A monoline policy can also refer to insurance policies that are not typically part of a package policy, but are offered with no "supporting line" by the same insurance carrier.
For example, a commercial umbrella liability policy is not usually bundled in with other coverages. However, it would be considered a monoline policy if the insurance company that underwrites your general liability is different than the insurance company that underwrites the excess general liability.
Generally, companies purchase monoline insurance policies when they can't find what they need or want in a standard package or business owners policy (BOP policy).
Here are a couple of reasons why:
Many general liability and package policies will exclude extreme risks and require that you purchase a monoline policy to fix the coverage gap.
For example, if you have an aerospace manufacturing company, you most likely purchase a package policy that covers your premises liability, contents, and property. But it will exclude products liability coverage. So, to get a comprehensive liability insurance program, you will need to purchase a general liability policy and a monoline products liability policy to be adequately covered.
If you run a large organization, chances are you cannot get everything you need on a packaged policy. Insurance companies want to limit their exposure to your large liability or property risks and will not want to offer coverage for everything themselves. If an insurance carrier did attempt this, a single claim could greatly impact them.
For example, insurance companies limit their exposure to large amounts of property. To be fully covered, you might have to purchase a primary property policy for the first 10% of your total property value, and then purchase three monoline property policies that increase your property limit to 100%. The same strategy is used with liability, too. This is called “insurance coverage towers” or “excess layering.” It leverages monoline policies to diversify the risk among several insurance companies.
You can learn more about excess layering in our insight "What Is Excess Insurance?"
The more packaged or bundled your insurance program, the less customizable the coverage actually is. If you need special wording on a policy or coverage for a risk that typical insurance policies do not cover, you will most likely find your solution in a monoline insurance policy.
One of the most common reasons businesses need to purchase a commercial monoline insurance policy is because they are unique. Traditional underwriters use statistical averages to determine rates, but if there are no other businesses like yours, how can they do that? Monoline underwriters, on the other hand, are often specialists in the coverage they underwrite. They have a greater ability to underwrite a unique business due to their expertise, oftentimes without the usual supporting data models.
According to the two definitions above, a monoline policy could potentially encompass any coverage type. If your broker refers to your monoline policy, he or she could be referring to the following coverages:
One of the primary disadvantages of purchasing a monoline policy is that it is usually more expensive.

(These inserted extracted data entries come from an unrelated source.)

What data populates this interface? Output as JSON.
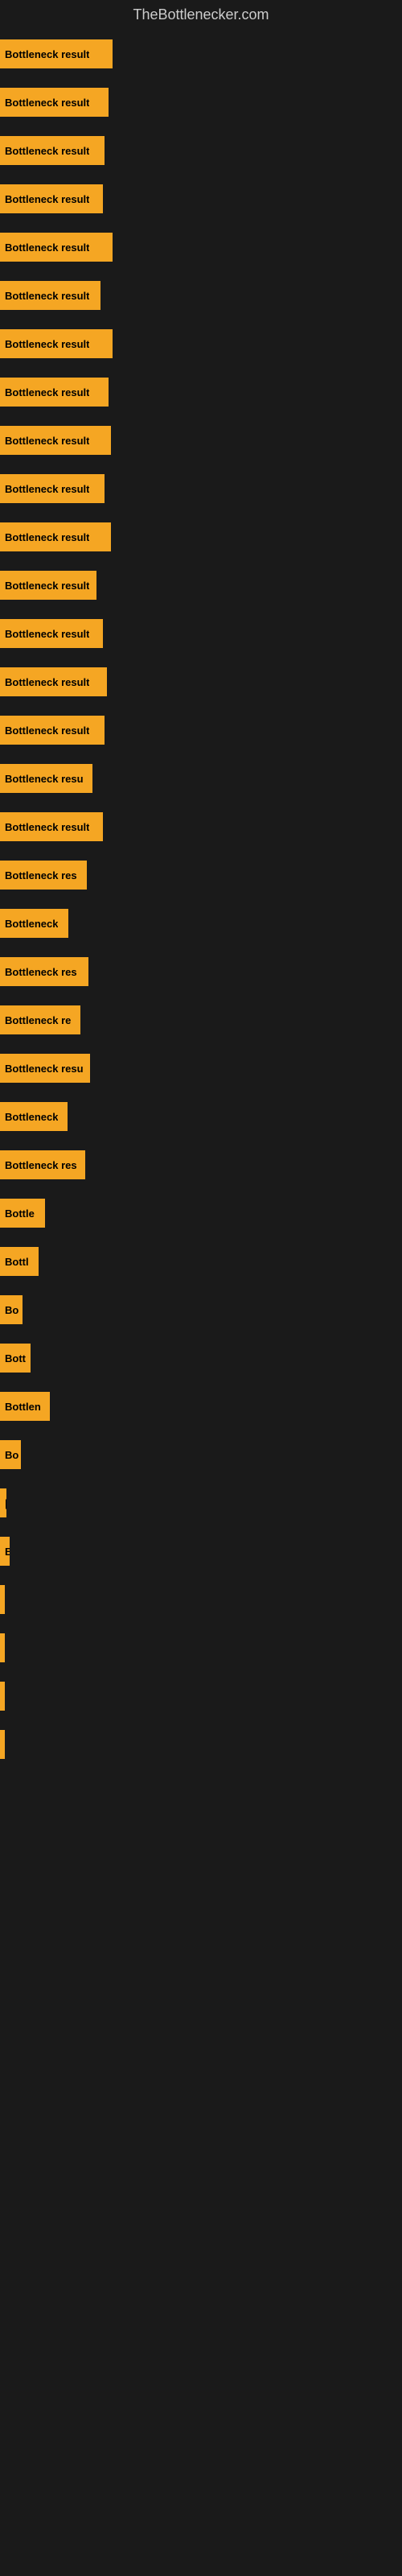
{
  "site": {
    "title": "TheBottlenecker.com"
  },
  "bars": [
    {
      "label": "Bottleneck result",
      "width": 140
    },
    {
      "label": "Bottleneck result",
      "width": 135
    },
    {
      "label": "Bottleneck result",
      "width": 130
    },
    {
      "label": "Bottleneck result",
      "width": 128
    },
    {
      "label": "Bottleneck result",
      "width": 140
    },
    {
      "label": "Bottleneck result",
      "width": 125
    },
    {
      "label": "Bottleneck result",
      "width": 140
    },
    {
      "label": "Bottleneck result",
      "width": 135
    },
    {
      "label": "Bottleneck result",
      "width": 138
    },
    {
      "label": "Bottleneck result",
      "width": 130
    },
    {
      "label": "Bottleneck result",
      "width": 138
    },
    {
      "label": "Bottleneck result",
      "width": 120
    },
    {
      "label": "Bottleneck result",
      "width": 128
    },
    {
      "label": "Bottleneck result",
      "width": 133
    },
    {
      "label": "Bottleneck result",
      "width": 130
    },
    {
      "label": "Bottleneck resu",
      "width": 115
    },
    {
      "label": "Bottleneck result",
      "width": 128
    },
    {
      "label": "Bottleneck res",
      "width": 108
    },
    {
      "label": "Bottleneck",
      "width": 85
    },
    {
      "label": "Bottleneck res",
      "width": 110
    },
    {
      "label": "Bottleneck re",
      "width": 100
    },
    {
      "label": "Bottleneck resu",
      "width": 112
    },
    {
      "label": "Bottleneck",
      "width": 84
    },
    {
      "label": "Bottleneck res",
      "width": 106
    },
    {
      "label": "Bottle",
      "width": 56
    },
    {
      "label": "Bottl",
      "width": 48
    },
    {
      "label": "Bo",
      "width": 28
    },
    {
      "label": "Bott",
      "width": 38
    },
    {
      "label": "Bottlen",
      "width": 62
    },
    {
      "label": "Bo",
      "width": 26
    },
    {
      "label": "|",
      "width": 8
    },
    {
      "label": "B",
      "width": 12
    },
    {
      "label": "|",
      "width": 6
    },
    {
      "label": "",
      "width": 4
    },
    {
      "label": "",
      "width": 4
    },
    {
      "label": "",
      "width": 4
    }
  ]
}
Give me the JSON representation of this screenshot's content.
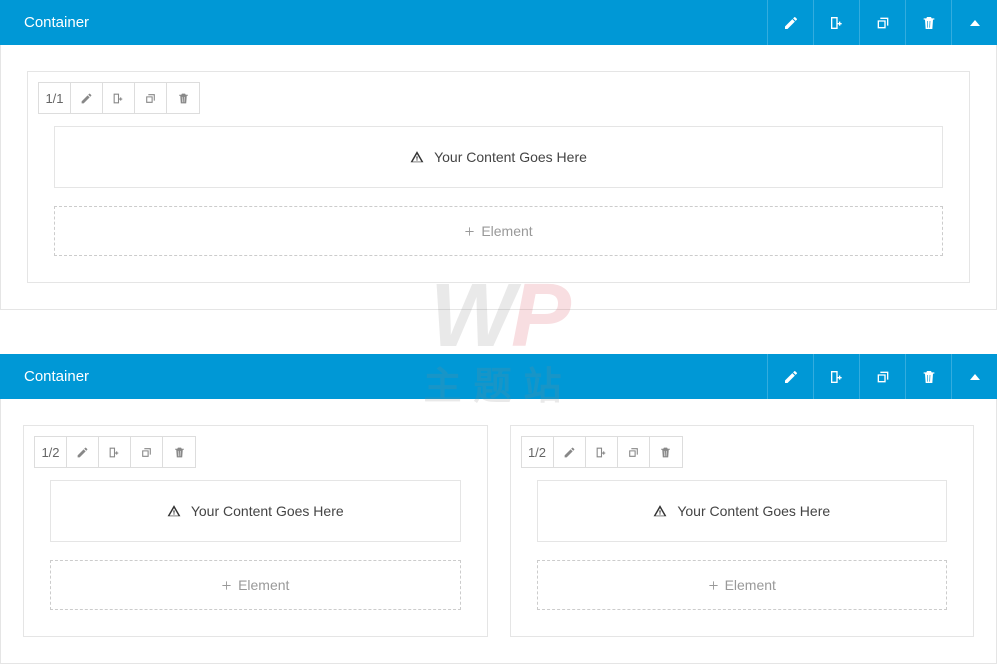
{
  "container": {
    "title": "Container"
  },
  "column": {
    "size_full": "1/1",
    "size_half": "1/2",
    "placeholder": "Your Content Goes Here",
    "add_element": "Element"
  },
  "watermark": {
    "logo_w": "W",
    "logo_p": "P",
    "subtitle": "主题站"
  }
}
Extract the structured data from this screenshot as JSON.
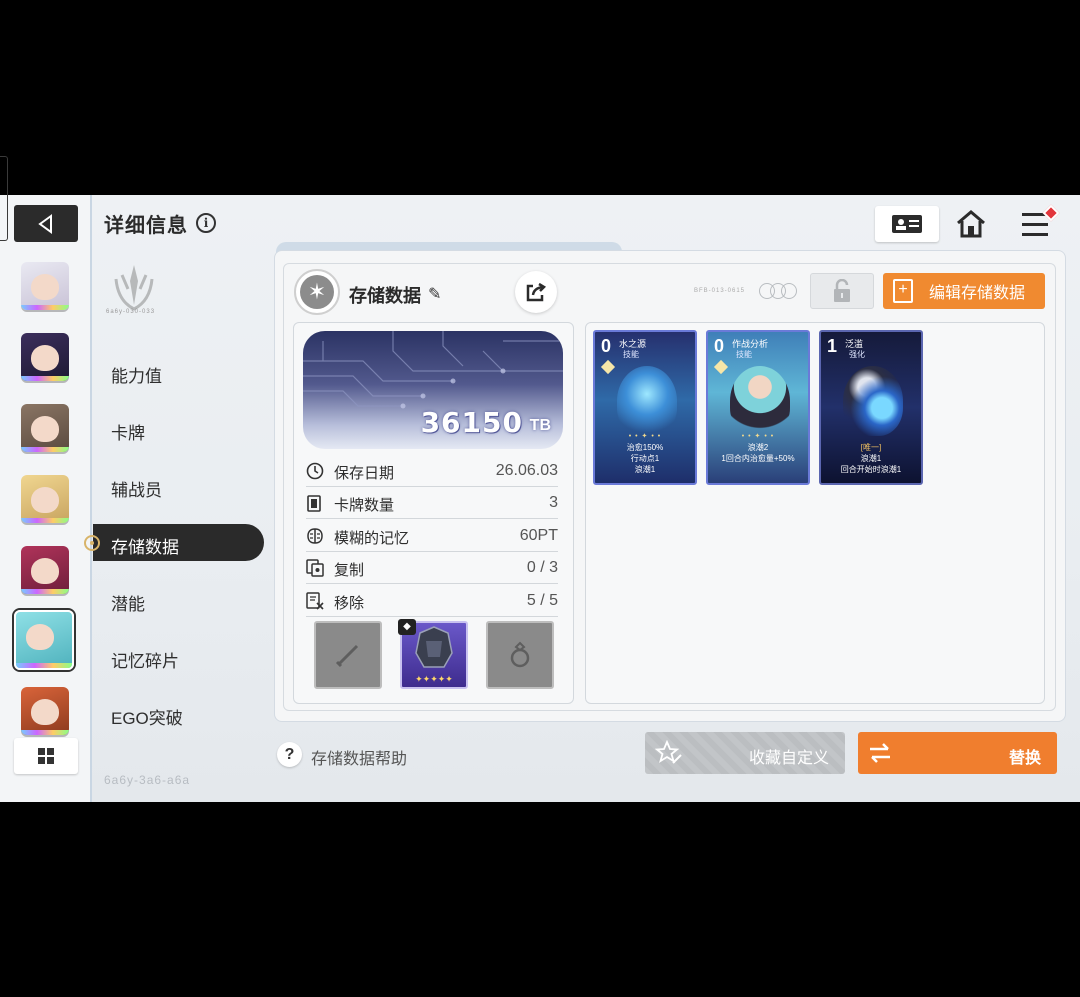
{
  "header": {
    "title": "详细信息"
  },
  "menu": {
    "items": [
      "能力值",
      "卡牌",
      "辅战员",
      "存储数据",
      "潜能",
      "记忆碎片",
      "EGO突破"
    ],
    "active": "存储数据"
  },
  "emblem_text": "6a6y-030-033",
  "footer_text": "6a6y-3a6-a6a",
  "save": {
    "title": "存储数据",
    "tiny_code": "BFB-013-0615",
    "edit_label": "编辑存储数据",
    "capacity_value": "36150",
    "capacity_unit": "TB",
    "stats": [
      {
        "label": "保存日期",
        "value": "26.06.03",
        "icon": "clock-icon"
      },
      {
        "label": "卡牌数量",
        "value": "3",
        "icon": "card-count-icon"
      },
      {
        "label": "模糊的记忆",
        "value": "60PT",
        "icon": "brain-icon"
      },
      {
        "label": "复制",
        "value": "0 / 3",
        "icon": "copy-icon"
      },
      {
        "label": "移除",
        "value": "5 / 5",
        "icon": "remove-icon"
      }
    ],
    "equipment": [
      {
        "slot": "weapon",
        "state": "empty",
        "icon": "sword-icon"
      },
      {
        "slot": "armor",
        "state": "equipped",
        "icon": "armor-icon",
        "stars": "✦✦✦✦✦"
      },
      {
        "slot": "ring",
        "state": "empty",
        "icon": "ring-icon"
      }
    ]
  },
  "cards": [
    {
      "cost": "0",
      "name": "水之源",
      "type": "技能",
      "desc": [
        "治愈150%",
        "行动点1",
        "浪潮1"
      ],
      "stars": "• • ✦ • •"
    },
    {
      "cost": "0",
      "name": "作战分析",
      "type": "技能",
      "desc": [
        "浪潮2",
        "1回合内治愈量+50%"
      ],
      "stars": "• • ✦ • •"
    },
    {
      "cost": "1",
      "name": "泛滥",
      "type": "强化",
      "desc": [
        "[唯一]",
        "浪潮1",
        "回合开始时浪潮1"
      ],
      "stars": ""
    }
  ],
  "bottom": {
    "help_label": "存储数据帮助",
    "favorite_label": "收藏自定义",
    "replace_label": "替换"
  },
  "colors": {
    "accent": "#f08a30",
    "dark": "#2a2a2a",
    "card_border": "#6a7ad8"
  }
}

In a packaged policy, the insurance company can offer lower rates by diversifying their risk among many different types of coverage. It is also a more standardized product that they can better optimize pricing for. However, a monoline policy does not have this multiline benefit and generally costs more than a packaged solution.
When multiple insurance companies are insuring the same business, there can be finger-pointing when it comes time to pay an insurance claim. Although some claims fall clearly in the terms of a single policy, most are more complicated. Did the fire result from an ongoing operation or a completed operation? Is the fraudulent wire transfer a result of social engineering or traditional theft? The package policy includes employee benefits liability, but so does the monoline management liability policy, so which policy pays?
These are just some of the questions that we have seen in a claim situation. Generally, your claim will still get resolved, but it can take longer and is often more complicated.
If you are purchasing excess and surplus insurance, you might have to pay wholesale fees on each policy you purchase. These fees range from $150 to $1,500 per policy depending on the complexity of the policy. If you purchase numerous policies, these fees can increase your cost of insurance without providing any significant benefit to your program.
In the current insurance market, you might require a monoline insurance policy to feel confident that your business is covered correctly.
There are a couple of downsides that you should be aware of, such as the price, the complexity, and the claims service. But it is still an excellent tool that your business can leverage to transfer large amounts of risk and protect your balance sheet in difficult times.